Zweckgebundene Verwendung der Betreuungsleistungen

Die zusätzlichen Betreuungsleistungen sind zweckgebunden einzusetzen, dazu zählen Tages- oder Nachtpflege, Kurzzeitpflege, zusätzliche Betreuung durch einen Pflegedienst und niedrigschwellige Betreuungsangebote (wie Betreuungsgruppen für Demenzbetroffene). Somit kann das Geld nicht für Grund-, Behandlungspflege oder hauswirtschaftliche Versorgung ausgegeben werden. Rechtsgrundlage hierfür ist § 45b SGB XI. Um die entsprechende Verwendung sicher zustellen wird der Betrag nicht monatlich im Voraus gezahlt, sondern erst nach Vorlage der entsprechenden Belege. Wird der Betrag innerhalb eines Monats nicht voll ausgeschöpft kann die Differenz dem nächsten Monat gutgeschrieben werden.
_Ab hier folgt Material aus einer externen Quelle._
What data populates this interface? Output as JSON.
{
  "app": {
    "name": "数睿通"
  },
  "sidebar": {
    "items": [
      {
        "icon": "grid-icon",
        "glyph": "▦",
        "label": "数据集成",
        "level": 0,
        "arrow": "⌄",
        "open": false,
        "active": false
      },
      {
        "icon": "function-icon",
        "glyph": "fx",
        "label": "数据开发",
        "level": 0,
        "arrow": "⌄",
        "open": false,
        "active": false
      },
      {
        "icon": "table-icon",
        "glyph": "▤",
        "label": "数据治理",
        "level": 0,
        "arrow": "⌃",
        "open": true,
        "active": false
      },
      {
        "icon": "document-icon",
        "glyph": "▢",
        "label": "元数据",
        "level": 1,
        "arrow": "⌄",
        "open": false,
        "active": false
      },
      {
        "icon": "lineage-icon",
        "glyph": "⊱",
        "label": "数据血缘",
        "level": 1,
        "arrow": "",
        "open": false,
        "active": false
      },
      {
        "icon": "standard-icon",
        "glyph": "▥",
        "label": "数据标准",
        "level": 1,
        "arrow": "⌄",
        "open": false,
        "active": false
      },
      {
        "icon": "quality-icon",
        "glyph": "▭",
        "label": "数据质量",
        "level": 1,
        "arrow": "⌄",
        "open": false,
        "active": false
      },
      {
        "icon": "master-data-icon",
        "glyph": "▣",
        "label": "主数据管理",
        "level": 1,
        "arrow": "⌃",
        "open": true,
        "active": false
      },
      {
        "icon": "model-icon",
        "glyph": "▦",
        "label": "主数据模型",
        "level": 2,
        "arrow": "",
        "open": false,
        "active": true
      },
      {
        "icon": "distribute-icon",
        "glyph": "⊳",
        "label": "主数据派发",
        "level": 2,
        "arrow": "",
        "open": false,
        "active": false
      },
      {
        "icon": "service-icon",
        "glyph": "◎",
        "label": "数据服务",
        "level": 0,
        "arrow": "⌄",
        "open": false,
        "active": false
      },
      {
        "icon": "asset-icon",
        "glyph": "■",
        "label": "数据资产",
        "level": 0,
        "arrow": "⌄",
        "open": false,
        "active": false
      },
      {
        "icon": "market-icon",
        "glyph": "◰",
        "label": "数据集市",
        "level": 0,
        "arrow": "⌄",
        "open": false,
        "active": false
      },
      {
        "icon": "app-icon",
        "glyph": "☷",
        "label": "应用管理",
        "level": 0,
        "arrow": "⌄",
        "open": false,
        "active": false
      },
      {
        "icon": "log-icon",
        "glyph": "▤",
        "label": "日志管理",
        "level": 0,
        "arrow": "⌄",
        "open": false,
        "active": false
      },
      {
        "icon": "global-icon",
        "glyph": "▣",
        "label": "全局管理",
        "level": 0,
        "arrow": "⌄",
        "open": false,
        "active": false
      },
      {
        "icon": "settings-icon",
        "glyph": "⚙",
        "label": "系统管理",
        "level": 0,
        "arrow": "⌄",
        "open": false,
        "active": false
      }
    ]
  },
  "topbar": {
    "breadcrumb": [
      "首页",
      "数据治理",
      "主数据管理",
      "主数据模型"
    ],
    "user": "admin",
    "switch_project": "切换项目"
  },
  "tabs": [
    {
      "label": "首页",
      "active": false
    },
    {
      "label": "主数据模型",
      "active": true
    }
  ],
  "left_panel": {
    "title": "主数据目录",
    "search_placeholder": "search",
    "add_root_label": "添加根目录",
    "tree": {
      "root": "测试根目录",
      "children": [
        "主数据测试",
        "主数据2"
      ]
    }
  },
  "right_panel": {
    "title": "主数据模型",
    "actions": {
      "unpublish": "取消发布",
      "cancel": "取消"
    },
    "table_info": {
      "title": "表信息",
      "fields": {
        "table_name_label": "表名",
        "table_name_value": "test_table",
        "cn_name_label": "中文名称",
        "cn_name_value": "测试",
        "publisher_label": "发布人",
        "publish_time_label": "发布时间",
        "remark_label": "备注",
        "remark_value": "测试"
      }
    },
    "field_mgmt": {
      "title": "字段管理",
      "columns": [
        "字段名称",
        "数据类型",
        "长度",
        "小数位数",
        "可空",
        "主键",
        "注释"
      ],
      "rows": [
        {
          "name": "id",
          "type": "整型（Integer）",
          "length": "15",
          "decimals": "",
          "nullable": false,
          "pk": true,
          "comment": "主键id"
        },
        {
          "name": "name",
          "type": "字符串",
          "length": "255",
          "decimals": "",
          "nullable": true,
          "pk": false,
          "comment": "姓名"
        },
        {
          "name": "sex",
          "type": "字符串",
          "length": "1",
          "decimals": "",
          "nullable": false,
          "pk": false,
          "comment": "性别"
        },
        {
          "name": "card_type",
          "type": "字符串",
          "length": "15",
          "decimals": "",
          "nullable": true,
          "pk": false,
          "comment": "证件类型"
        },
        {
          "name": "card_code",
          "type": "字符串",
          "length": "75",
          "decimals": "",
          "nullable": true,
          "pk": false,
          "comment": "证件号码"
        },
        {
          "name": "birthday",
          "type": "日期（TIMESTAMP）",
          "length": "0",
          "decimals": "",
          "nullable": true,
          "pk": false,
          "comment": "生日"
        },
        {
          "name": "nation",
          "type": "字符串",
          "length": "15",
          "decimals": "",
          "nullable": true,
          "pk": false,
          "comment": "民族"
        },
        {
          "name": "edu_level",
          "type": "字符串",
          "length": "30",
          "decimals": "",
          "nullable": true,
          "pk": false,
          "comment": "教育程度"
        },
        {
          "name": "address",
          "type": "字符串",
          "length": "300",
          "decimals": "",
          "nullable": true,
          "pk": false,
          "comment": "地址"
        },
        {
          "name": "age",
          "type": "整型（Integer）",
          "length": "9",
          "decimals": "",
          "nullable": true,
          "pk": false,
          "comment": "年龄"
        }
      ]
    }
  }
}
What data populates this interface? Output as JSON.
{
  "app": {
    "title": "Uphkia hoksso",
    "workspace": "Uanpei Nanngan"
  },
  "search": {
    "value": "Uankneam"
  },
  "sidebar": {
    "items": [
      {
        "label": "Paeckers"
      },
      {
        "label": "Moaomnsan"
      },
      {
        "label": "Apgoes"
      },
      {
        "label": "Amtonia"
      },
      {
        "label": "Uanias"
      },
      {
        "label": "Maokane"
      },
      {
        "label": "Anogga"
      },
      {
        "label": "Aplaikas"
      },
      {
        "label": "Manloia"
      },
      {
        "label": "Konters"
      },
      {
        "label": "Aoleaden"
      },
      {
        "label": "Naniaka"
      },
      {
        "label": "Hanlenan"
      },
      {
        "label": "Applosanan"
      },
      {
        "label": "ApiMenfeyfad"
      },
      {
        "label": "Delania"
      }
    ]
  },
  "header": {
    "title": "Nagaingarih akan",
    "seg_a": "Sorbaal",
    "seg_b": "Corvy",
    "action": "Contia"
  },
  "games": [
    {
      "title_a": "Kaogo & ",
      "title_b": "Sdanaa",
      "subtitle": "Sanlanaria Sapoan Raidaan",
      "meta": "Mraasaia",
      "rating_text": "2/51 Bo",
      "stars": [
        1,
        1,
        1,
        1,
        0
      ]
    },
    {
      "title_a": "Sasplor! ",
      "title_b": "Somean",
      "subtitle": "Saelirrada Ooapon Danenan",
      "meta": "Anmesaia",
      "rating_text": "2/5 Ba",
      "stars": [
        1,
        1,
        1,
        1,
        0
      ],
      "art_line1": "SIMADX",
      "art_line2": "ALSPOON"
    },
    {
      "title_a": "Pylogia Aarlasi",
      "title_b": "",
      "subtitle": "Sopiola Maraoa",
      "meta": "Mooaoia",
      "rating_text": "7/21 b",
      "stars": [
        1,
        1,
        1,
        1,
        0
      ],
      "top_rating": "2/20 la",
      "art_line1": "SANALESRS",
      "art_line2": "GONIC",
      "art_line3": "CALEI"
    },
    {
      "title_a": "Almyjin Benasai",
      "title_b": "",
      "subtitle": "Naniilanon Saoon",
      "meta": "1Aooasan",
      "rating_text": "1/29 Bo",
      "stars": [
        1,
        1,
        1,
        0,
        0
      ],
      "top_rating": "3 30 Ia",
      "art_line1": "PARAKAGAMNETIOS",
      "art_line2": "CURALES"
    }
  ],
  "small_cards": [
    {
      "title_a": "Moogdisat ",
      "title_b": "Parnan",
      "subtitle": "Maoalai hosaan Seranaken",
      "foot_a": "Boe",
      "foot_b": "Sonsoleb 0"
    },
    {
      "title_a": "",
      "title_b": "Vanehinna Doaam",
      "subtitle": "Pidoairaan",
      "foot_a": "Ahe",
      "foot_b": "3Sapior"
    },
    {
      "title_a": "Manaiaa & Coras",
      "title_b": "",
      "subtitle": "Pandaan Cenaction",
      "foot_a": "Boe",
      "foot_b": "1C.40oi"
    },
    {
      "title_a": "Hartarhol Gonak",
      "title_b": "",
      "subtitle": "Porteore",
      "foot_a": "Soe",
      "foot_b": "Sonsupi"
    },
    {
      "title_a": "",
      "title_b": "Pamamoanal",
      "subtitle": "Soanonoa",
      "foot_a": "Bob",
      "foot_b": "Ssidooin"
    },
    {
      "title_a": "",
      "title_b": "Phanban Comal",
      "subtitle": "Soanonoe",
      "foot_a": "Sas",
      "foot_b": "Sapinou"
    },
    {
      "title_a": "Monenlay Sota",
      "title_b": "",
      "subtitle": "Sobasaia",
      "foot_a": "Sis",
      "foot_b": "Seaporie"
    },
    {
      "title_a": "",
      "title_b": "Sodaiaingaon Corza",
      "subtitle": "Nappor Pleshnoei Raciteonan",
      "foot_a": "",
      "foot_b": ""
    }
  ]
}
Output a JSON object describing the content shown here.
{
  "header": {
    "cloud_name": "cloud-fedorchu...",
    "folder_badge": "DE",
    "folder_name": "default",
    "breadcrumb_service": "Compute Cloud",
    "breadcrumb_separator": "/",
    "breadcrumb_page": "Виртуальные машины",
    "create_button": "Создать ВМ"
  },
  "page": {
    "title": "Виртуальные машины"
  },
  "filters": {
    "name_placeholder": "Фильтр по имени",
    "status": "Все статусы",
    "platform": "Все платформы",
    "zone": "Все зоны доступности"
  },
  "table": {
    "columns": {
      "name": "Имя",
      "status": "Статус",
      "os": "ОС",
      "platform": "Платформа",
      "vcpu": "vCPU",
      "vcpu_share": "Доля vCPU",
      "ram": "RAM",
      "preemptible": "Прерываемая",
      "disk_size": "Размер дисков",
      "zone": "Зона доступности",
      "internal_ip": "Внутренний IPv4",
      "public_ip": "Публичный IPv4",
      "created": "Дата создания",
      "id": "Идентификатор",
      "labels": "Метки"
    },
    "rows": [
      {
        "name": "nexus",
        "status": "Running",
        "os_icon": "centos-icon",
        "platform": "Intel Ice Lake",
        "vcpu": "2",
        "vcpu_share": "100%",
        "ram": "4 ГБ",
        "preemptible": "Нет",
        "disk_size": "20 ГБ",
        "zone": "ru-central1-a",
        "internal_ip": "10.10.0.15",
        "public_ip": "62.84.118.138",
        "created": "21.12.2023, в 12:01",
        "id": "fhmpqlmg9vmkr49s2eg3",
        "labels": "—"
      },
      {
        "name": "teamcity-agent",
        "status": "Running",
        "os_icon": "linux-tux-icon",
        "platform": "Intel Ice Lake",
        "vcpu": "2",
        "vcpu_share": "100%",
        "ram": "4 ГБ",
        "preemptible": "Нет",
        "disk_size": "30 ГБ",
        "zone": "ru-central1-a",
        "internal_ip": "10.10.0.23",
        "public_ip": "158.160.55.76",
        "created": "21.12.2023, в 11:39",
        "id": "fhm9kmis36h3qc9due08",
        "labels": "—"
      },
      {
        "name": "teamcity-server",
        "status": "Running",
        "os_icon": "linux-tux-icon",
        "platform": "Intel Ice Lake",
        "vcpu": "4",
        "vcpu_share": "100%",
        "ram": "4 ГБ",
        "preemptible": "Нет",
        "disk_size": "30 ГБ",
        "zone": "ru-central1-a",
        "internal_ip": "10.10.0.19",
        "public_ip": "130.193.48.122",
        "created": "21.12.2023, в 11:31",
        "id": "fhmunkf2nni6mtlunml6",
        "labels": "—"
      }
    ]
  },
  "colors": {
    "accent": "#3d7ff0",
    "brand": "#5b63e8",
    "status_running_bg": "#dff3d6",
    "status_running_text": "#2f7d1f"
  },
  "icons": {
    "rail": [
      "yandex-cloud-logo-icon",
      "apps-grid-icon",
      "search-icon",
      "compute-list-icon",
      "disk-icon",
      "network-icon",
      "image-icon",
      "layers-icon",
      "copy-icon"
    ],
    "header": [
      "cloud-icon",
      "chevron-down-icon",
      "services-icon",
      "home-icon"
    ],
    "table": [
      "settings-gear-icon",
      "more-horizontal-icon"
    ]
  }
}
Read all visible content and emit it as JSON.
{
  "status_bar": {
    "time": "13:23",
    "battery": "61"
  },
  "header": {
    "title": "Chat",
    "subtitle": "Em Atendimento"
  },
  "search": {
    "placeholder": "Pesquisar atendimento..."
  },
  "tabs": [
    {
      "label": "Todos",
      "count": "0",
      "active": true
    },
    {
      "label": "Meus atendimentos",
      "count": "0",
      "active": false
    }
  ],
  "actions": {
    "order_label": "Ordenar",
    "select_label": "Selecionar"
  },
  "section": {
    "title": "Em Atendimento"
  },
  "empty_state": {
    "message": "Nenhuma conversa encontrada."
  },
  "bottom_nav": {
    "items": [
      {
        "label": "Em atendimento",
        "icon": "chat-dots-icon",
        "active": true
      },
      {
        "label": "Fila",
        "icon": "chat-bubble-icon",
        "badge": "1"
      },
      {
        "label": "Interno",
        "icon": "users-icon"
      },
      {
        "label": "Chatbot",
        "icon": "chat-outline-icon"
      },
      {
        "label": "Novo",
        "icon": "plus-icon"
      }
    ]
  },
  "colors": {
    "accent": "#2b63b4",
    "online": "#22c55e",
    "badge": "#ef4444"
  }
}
Beispielhafte Situation und Unterstützungsmöglichkeiten

Herr K. ist durch seine Demenz in der Gestaltung seines Alltages eingeschränkt, er kann sich kaum selbst beschäftigen. Wenn er den ganzen Tag vor sich her döst, findet er in der Nacht keine Ruhe. Herr K. lebt mit seiner Frau in einem kleinen Haus. Frau K. kümmert sich um alles, auch unterstützende Pflege für ihren Mann übernimmt sie. Frau K. traut sich kaum außer Haus zu gehen, da sie Angst hat, dass Herr K. unkontrolliert weg läuft. Hier bietet sich die nahegelegene Betreuungsgruppe für Demenzbetroffene an, wofür Herr K. einen Zuschuss von seiner Pflegekasse bekommt. So kann Frau K. regelmäßig in Ruhe einkaufen gehen oder einen Kaffe mit ihren Freundinnen trinken und Herr K. kann sich in der Betreuungsgruppe beschäftigen.